A week before President Clinton is to meet Israeli and Palestinian leaders in a high-risk bid to revive the flagging Middle East peace process, the Israeli Cabinet on Tuesday imposed a nine-page list of conditions that it said the Palestinians must meet before Israel will hand over any more West Bank land.

U.S. officials said the Israeli action would make Clinton's task more difficult. The administration has said the pullback is essential to its efforts to restart the deadlocked peace talks. "If you focus on the negative and what the other side isn't doing, there's no end to it," a U.S. diplomat said. "There's no way to create a partnership under those circumstances."

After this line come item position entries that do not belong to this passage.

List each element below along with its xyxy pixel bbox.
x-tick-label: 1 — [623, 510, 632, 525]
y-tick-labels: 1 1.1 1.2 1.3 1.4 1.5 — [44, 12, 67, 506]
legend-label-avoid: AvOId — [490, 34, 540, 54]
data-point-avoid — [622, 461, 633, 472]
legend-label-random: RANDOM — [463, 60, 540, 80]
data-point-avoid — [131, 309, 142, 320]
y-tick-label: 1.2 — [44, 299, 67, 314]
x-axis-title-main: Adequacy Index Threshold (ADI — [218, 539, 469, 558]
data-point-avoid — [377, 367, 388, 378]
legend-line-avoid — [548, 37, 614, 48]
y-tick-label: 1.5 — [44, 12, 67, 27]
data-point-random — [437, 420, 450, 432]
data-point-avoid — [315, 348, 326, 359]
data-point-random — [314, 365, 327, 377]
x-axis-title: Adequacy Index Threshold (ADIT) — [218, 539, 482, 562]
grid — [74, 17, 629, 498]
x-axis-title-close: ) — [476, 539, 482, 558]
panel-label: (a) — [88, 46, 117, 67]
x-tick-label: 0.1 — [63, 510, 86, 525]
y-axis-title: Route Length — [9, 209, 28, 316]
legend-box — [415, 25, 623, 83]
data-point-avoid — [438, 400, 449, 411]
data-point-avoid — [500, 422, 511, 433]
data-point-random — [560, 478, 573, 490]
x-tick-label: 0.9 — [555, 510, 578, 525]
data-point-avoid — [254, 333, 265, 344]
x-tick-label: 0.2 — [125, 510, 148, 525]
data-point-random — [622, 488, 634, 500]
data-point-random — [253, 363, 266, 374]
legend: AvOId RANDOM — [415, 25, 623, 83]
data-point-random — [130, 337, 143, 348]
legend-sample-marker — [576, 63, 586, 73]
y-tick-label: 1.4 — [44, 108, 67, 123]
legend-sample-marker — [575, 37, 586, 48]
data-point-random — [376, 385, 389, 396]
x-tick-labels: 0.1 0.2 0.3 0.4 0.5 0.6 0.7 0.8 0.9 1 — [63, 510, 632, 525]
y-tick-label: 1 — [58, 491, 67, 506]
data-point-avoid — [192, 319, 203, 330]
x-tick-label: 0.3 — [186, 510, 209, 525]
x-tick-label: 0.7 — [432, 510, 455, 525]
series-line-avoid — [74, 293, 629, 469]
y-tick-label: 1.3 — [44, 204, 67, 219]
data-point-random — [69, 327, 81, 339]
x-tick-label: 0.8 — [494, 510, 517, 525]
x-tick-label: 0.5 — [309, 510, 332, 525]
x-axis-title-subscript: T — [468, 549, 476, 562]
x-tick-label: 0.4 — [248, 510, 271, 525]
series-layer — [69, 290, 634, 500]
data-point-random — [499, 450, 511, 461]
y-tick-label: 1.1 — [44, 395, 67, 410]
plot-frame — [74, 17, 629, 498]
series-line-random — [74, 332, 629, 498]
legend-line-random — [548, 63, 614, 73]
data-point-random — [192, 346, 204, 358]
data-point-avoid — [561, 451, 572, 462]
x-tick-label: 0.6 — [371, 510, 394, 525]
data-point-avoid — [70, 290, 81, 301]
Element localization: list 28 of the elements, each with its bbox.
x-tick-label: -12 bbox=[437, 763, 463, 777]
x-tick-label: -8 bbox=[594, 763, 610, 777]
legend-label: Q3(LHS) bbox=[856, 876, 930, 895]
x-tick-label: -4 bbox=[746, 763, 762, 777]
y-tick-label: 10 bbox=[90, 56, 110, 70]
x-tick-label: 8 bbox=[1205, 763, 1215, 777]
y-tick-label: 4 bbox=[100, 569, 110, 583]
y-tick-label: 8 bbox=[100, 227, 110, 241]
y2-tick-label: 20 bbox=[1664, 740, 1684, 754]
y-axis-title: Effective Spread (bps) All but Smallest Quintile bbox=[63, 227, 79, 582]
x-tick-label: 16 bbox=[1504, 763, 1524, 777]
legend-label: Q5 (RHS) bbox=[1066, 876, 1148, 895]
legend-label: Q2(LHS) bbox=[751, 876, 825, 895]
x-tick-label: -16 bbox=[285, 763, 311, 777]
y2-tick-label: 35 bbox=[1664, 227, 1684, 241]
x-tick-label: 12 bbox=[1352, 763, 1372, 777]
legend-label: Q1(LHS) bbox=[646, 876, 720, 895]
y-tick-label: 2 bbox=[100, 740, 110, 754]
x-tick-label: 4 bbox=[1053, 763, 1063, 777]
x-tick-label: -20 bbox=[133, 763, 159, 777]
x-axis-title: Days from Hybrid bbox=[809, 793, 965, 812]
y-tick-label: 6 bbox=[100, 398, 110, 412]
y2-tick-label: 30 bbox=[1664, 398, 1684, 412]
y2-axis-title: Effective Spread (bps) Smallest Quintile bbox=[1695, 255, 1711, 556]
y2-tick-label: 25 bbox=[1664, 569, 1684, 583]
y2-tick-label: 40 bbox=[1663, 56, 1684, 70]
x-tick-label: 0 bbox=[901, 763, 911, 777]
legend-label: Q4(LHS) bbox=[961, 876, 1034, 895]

Palestinian officials also rejected the Israeli conditions, which add specifics to pledges made by the Palestinian Authority in a 1997 U.S.-brokered agreement that led to Israel withdrawing its troops from the West Bank city of Hebron. Ahmed Tibi, an adviser to Palestinian Authority President Yasser Arafat, accused Israel of stalling the peace process, unwilling to give up more land to the Palestinians.

"This is an excuse," Tibi said. "The Israeli government is trying again to avoid implementing the (peace) agreements." Tibi said the Palestinian Authority was preparing a similar list of Israeli violations.

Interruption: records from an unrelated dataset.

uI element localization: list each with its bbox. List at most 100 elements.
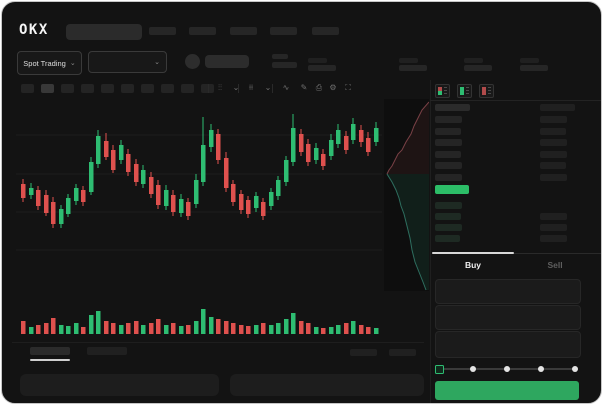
bid-row-price[interactable] <box>435 235 460 242</box>
volume-bar <box>29 327 34 334</box>
timeframe-button[interactable] <box>201 84 214 93</box>
ask-row-price[interactable] <box>435 127 461 135</box>
timeframe-button[interactable] <box>81 84 94 93</box>
ask-row-amount <box>540 162 566 169</box>
tab-buy[interactable]: Buy <box>464 260 482 270</box>
ask-row-price[interactable] <box>435 116 462 123</box>
volume-bar <box>186 325 191 334</box>
timeframe-button[interactable] <box>141 84 154 93</box>
draw-icon[interactable]: ✎ <box>300 83 308 92</box>
tab-sell[interactable]: Sell <box>547 260 563 270</box>
nav-item-placeholder[interactable] <box>149 27 176 35</box>
candle-body <box>246 200 251 214</box>
timeframe-button[interactable] <box>101 84 114 93</box>
orderbook-asks-only-icon[interactable] <box>479 84 494 98</box>
panel-action-placeholder[interactable] <box>389 349 416 356</box>
timeframe-button[interactable] <box>21 84 34 93</box>
bid-row-price[interactable] <box>435 202 462 209</box>
volume-bar <box>96 311 101 334</box>
candle-body <box>164 190 169 206</box>
slider-stop-dot[interactable] <box>504 366 510 372</box>
bid-row-price[interactable] <box>435 213 461 220</box>
last-price-bar[interactable] <box>435 185 469 194</box>
candle-body <box>261 202 266 216</box>
pair-selector-dropdown[interactable]: ⌄ <box>88 51 167 73</box>
volume-bar <box>359 325 364 334</box>
depth-bid-line <box>386 173 427 291</box>
camera-icon[interactable]: ⎙ <box>315 83 323 92</box>
ask-row-price[interactable] <box>435 150 461 158</box>
ask-row-price[interactable] <box>435 173 462 181</box>
candle-body <box>216 134 221 160</box>
nav-item-placeholder[interactable] <box>312 27 339 35</box>
bid-row-price[interactable] <box>435 224 462 231</box>
settings-icon[interactable]: ⚙ <box>329 83 337 92</box>
price-input[interactable] <box>435 279 581 304</box>
volume-bar <box>36 325 41 334</box>
coin-avatar <box>185 54 200 69</box>
orders-content-panel <box>20 374 219 396</box>
timeframe-button[interactable] <box>61 84 74 93</box>
indicators-icon[interactable]: ⍿⍿ <box>248 83 254 92</box>
volume-bar <box>44 323 49 334</box>
volume-bar <box>194 321 199 334</box>
line-tool-icon[interactable]: ∿ <box>282 83 290 92</box>
slider-stop-dot[interactable] <box>470 366 476 372</box>
orderbook-bids-only-icon[interactable] <box>457 84 472 98</box>
slider-handle[interactable] <box>435 365 444 374</box>
candle-body <box>209 130 214 147</box>
volume-bar <box>209 317 214 334</box>
timeframe-button[interactable] <box>181 84 194 93</box>
market-type-dropdown[interactable]: Spot Trading ⌄ <box>17 51 82 75</box>
candle-body <box>89 162 94 192</box>
chevron-down-icon[interactable]: ⌄ <box>264 83 272 92</box>
volume-bar <box>314 327 319 334</box>
candle-body <box>81 190 86 202</box>
volume-bar <box>179 326 184 334</box>
volume-bar <box>261 323 266 334</box>
candlestick-chart[interactable] <box>16 97 382 293</box>
orders-tab-active-placeholder[interactable] <box>30 347 70 355</box>
candle-body <box>321 154 326 166</box>
chevron-down-icon[interactable]: ⌄ <box>232 83 240 92</box>
ask-row-amount <box>540 127 566 135</box>
candle-body <box>336 130 341 144</box>
nav-item-placeholder[interactable] <box>230 27 257 35</box>
nav-item-placeholder[interactable] <box>270 27 297 35</box>
ask-row-price[interactable] <box>435 139 462 146</box>
divider <box>430 80 431 403</box>
volume-bar <box>224 321 229 334</box>
candle-body <box>269 192 274 206</box>
buy-submit-button[interactable] <box>435 381 579 400</box>
divider <box>432 253 601 254</box>
timeframe-button[interactable] <box>161 84 174 93</box>
stat-value-placeholder <box>399 65 427 71</box>
amount-slider[interactable] <box>435 362 579 376</box>
timeframe-button[interactable] <box>121 84 134 93</box>
timeframe-button[interactable] <box>41 84 54 93</box>
volume-bar <box>291 313 296 334</box>
depth-overlay <box>384 99 429 291</box>
orderbook-header-price[interactable] <box>435 104 470 111</box>
orderbook-combined-icon[interactable] <box>435 84 450 98</box>
candle-body <box>21 184 26 198</box>
volume-bar <box>276 323 281 334</box>
amount-input[interactable] <box>435 305 581 330</box>
history-tab-placeholder[interactable] <box>87 347 127 355</box>
volume-bar <box>374 328 379 334</box>
candle-style-icon[interactable]: ⫶⫶ <box>218 83 222 92</box>
volume-bar <box>299 321 304 334</box>
candle-body <box>306 144 311 162</box>
panel-action-placeholder[interactable] <box>350 349 377 356</box>
fullscreen-icon[interactable]: ⛶ <box>345 83 351 92</box>
nav-item-placeholder[interactable] <box>189 27 216 35</box>
search-input[interactable] <box>66 24 142 40</box>
volume-bar <box>74 323 79 334</box>
slider-stop-dot[interactable] <box>538 366 544 372</box>
total-input[interactable] <box>435 331 581 358</box>
divider <box>208 84 209 93</box>
market-type-label: Spot Trading <box>23 58 66 68</box>
ask-row-price[interactable] <box>435 162 462 169</box>
slider-stop-dot[interactable] <box>572 366 578 372</box>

The Cabinet decision made official what Prime Minister Benjamin Netanyahu and other senior Israeli officials have said for weeks - that they would, as Infrastructure Minister Ariel Sharon first suggested, tie Israel's withdrawal from more West Bank land to Palestinian fulfillment of obligations spelled out in the Hebron agreement.

In that accord, the Palestinians promised to finish revising their national charter, limit the size of their police force and work to fight terrorism. Israel, in turn, said it would release Palestinian prisoners and carry out the first step of a three-phase withdrawal from the West Bank by last March. All three phases were to be completed by mid-1998.

On Tuesday, the third day of alert, extra police and soldiers were deployed nationwide, especially in Jerusalem and Tel Aviv, to guard against possible attacks.